Despite this grim reality, my colleagues in Gaza continue to do their utmost for their patients.
These are medics who are bruised in every way. They are not only battling the daily struggles of life like all other Palestinians in Gaza but also witnessing daily horrors of headless babies, amputated limbs, fully burned human beings and sometimes the lifeless remains of their own loved ones.
Imagine working with no anaesthesia, limited pain medications, very few antibiotics. Imagine surgeons scrubbing with plain water, children undergoing amputations with no sedation, full-body burns patients’ dressings being changed with no pain relief.
Still these healthcare heroes just keep going.
One of the nurses I worked with, Arafat, made a deep impression on me. He was living in a makeshift shelter with multiple family members. It offered no protection against the elements – the cold winter, the scorching heat or the drenching rain.
He starved – like all other Palestinians in Gaza – losing 15kg (33lb) in nine months. He walked 2km to 3km (1 to 2 miles) every day to work with worn-out sandals, facing the danger of Israeli drones bombing or shooting him in the street.
And yet, the smile never left his face. He took care of more than 280 dialysis patients, treating them with care, attentively listening to their anxious families and uplifting his colleagues with light humour.
I felt so small next to heroes like Arafat. His and his colleagues’ resilience and persistence were unbelievable.
While in Gaza, I had the opportunity to visit Al-Shifa Hospital with a UN delegation. What once was Gaza’s largest and most vital medical centre was reduced to ruins. The hospital that was once a symbol of hope and healing had become a symbol of death and destruction, of the deliberate dismantling of healthcare. It was beyond heartbreaking to see its charred, bombed-out remains.

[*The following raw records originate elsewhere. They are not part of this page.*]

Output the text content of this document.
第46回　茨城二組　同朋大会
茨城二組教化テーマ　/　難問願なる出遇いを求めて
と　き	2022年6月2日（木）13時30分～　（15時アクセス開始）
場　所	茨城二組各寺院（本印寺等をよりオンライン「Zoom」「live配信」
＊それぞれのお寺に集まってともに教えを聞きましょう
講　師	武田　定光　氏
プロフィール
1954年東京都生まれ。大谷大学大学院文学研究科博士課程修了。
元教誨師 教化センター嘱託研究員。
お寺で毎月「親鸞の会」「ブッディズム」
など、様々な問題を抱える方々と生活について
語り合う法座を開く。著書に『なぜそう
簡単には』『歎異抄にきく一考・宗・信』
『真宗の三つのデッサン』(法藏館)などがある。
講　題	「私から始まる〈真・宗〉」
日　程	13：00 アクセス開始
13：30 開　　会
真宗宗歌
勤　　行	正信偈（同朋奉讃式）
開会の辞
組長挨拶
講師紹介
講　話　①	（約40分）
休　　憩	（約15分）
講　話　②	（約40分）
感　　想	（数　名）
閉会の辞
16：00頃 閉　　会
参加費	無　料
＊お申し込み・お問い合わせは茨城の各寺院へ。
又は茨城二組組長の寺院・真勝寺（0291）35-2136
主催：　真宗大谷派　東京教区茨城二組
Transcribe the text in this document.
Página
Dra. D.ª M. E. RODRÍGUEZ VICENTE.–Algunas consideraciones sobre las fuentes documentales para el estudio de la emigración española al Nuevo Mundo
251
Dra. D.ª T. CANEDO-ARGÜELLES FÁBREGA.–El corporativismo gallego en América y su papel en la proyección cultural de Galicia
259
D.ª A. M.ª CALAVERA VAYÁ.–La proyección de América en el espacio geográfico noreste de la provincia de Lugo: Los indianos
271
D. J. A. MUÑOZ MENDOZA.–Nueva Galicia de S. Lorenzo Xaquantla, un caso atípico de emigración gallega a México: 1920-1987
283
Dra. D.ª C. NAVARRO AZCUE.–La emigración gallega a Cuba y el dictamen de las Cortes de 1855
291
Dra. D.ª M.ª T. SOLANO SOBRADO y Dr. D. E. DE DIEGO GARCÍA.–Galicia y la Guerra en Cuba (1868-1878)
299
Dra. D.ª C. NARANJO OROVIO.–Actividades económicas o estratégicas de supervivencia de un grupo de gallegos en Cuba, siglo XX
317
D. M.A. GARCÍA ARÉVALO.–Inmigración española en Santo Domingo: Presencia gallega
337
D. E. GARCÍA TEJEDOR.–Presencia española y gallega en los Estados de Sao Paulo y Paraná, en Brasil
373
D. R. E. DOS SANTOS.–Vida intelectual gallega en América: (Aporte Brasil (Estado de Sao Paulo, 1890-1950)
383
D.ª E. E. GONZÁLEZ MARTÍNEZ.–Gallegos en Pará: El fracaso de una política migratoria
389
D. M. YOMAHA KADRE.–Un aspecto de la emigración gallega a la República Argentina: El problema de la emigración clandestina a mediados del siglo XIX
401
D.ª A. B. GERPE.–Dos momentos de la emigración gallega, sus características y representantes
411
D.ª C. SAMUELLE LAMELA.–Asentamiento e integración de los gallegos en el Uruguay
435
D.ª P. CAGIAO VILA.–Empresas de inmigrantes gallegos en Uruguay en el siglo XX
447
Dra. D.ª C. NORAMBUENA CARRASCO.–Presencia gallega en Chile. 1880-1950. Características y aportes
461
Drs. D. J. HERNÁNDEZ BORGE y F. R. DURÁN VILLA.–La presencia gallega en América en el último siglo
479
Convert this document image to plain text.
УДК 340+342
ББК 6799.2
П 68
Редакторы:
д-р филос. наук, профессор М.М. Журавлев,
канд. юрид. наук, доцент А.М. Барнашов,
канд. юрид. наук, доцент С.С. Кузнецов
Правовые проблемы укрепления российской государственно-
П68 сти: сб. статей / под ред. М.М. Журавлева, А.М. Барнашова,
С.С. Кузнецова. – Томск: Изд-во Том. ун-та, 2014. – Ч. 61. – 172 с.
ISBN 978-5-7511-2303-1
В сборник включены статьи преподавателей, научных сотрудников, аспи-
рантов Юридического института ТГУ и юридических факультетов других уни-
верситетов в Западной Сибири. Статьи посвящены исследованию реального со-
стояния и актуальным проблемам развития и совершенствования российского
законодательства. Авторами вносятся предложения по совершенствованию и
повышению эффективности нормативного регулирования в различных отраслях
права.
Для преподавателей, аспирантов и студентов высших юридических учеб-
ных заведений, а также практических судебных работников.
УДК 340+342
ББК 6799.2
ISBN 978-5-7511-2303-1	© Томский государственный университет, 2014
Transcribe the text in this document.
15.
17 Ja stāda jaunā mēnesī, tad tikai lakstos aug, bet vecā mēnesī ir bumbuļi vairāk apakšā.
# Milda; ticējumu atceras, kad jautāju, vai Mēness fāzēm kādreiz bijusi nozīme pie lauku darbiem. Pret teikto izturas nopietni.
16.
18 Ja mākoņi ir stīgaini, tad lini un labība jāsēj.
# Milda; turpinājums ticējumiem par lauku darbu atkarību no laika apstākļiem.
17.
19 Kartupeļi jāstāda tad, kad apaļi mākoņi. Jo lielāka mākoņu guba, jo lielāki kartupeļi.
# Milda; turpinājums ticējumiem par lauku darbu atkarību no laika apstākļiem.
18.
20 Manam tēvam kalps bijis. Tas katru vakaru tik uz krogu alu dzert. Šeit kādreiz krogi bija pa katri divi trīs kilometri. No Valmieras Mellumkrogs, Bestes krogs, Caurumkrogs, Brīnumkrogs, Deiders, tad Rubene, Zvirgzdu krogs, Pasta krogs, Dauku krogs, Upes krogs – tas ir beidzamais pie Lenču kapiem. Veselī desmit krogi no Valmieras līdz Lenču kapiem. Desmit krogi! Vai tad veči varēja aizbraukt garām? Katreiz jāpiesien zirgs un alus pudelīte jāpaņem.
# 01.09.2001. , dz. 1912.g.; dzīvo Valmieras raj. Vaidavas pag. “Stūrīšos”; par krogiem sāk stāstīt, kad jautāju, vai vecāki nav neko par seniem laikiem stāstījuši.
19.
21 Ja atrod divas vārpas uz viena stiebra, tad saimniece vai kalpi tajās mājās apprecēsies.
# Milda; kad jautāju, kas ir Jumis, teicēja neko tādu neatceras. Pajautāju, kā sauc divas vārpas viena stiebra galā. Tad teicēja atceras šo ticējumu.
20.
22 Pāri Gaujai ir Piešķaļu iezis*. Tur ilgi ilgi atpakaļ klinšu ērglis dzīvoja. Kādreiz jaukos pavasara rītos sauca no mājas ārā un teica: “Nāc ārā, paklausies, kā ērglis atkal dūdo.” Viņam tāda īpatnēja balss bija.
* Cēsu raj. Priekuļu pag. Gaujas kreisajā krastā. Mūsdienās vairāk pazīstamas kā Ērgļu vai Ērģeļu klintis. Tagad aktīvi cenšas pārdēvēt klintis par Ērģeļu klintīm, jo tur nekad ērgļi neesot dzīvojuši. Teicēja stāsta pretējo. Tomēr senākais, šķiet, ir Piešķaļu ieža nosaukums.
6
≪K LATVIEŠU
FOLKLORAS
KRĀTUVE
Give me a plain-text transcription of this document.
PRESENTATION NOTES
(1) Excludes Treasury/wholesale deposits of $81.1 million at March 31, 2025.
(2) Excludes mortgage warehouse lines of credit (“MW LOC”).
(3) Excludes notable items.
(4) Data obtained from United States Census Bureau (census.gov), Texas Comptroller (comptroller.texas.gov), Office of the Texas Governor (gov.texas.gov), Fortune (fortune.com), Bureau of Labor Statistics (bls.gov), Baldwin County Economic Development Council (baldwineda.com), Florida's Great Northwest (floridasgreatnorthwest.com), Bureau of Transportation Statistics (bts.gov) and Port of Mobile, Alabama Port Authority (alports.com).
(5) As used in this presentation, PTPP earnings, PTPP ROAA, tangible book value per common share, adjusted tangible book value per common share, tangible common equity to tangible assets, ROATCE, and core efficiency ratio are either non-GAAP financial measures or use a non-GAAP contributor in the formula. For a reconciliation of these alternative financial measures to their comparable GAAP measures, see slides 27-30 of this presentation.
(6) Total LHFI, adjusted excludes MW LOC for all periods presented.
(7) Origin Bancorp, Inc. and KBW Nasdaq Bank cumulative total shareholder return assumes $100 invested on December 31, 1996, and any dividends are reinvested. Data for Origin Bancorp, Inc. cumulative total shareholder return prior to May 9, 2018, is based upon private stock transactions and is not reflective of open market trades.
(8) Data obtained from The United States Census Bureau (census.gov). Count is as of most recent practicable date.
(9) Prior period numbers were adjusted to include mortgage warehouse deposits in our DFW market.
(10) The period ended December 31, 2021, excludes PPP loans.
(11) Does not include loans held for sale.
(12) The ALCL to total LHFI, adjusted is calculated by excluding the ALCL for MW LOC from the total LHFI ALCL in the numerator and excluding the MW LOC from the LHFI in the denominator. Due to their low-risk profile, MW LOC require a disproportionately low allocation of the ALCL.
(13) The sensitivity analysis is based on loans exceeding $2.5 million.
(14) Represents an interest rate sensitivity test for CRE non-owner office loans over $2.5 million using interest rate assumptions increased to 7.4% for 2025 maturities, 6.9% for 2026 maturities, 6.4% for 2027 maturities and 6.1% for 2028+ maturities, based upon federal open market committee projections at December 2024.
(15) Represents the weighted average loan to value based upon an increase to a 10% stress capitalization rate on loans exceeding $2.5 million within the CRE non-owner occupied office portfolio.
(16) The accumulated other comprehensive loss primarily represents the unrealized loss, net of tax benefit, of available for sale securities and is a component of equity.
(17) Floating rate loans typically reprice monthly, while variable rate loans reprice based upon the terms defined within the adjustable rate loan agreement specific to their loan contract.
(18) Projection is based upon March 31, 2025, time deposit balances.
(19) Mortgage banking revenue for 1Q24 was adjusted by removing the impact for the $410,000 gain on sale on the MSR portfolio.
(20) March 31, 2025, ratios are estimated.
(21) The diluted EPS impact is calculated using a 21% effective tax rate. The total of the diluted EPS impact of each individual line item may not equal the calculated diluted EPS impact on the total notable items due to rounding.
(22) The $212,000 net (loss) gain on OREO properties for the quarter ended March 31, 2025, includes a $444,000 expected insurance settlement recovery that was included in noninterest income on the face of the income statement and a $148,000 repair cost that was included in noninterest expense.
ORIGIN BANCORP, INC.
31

I stayed in Gaza for 22 days. It was an absolute honour to visit, serve and learn life from the resilient people of Gaza. Their relentless courage and determination will stay with me until I die.
Despite witnessing what I could have never imagined, I did not have the urge to leave. I wanted to stay. Back in the United States, I felt profound guilt that I left behind my colleagues and my patients, that I did not stay, that I did not do enough.
Feeling this constant heartache, I cannot understand the growing number of people who are accustomed to the daily reports of Palestinian deaths and images of torn bodies and starving children.
As human beings and as health workers, we cannot quit on Gaza. We cannot stay silent and passive. We must speak out and act on the devastation of healthcare and attacks on our colleagues in the Gaza Strip.
Already fewer and fewer healthcare workers are being allowed to enter Gaza on medical missions. The current blockade has prevented all medical supplies from going in.
We, as healthcare professionals, must mobilise to demand an immediate lifting of the siege and free access to medical missions. We must not stop volunteering to help the struggling medical teams in Gaza. Such acts of speaking out and volunteering give our colleagues in Gaza the hope and comfort that they have not been abandoned.
Let us not allow Gaza to be just a symbol of destruction. Instead, let it be the example of unbreakable spirit.
Stand, speak and act – so history remembers not just the tragedy but also the triumph of human compassion.
Let us uphold human dignity.
Let us tell Gaza, you are not alone!
Humanity is on your side!
The views expressed in this article are the author’s own and do not necessarily reflect Al Jazeera’s editorial stance.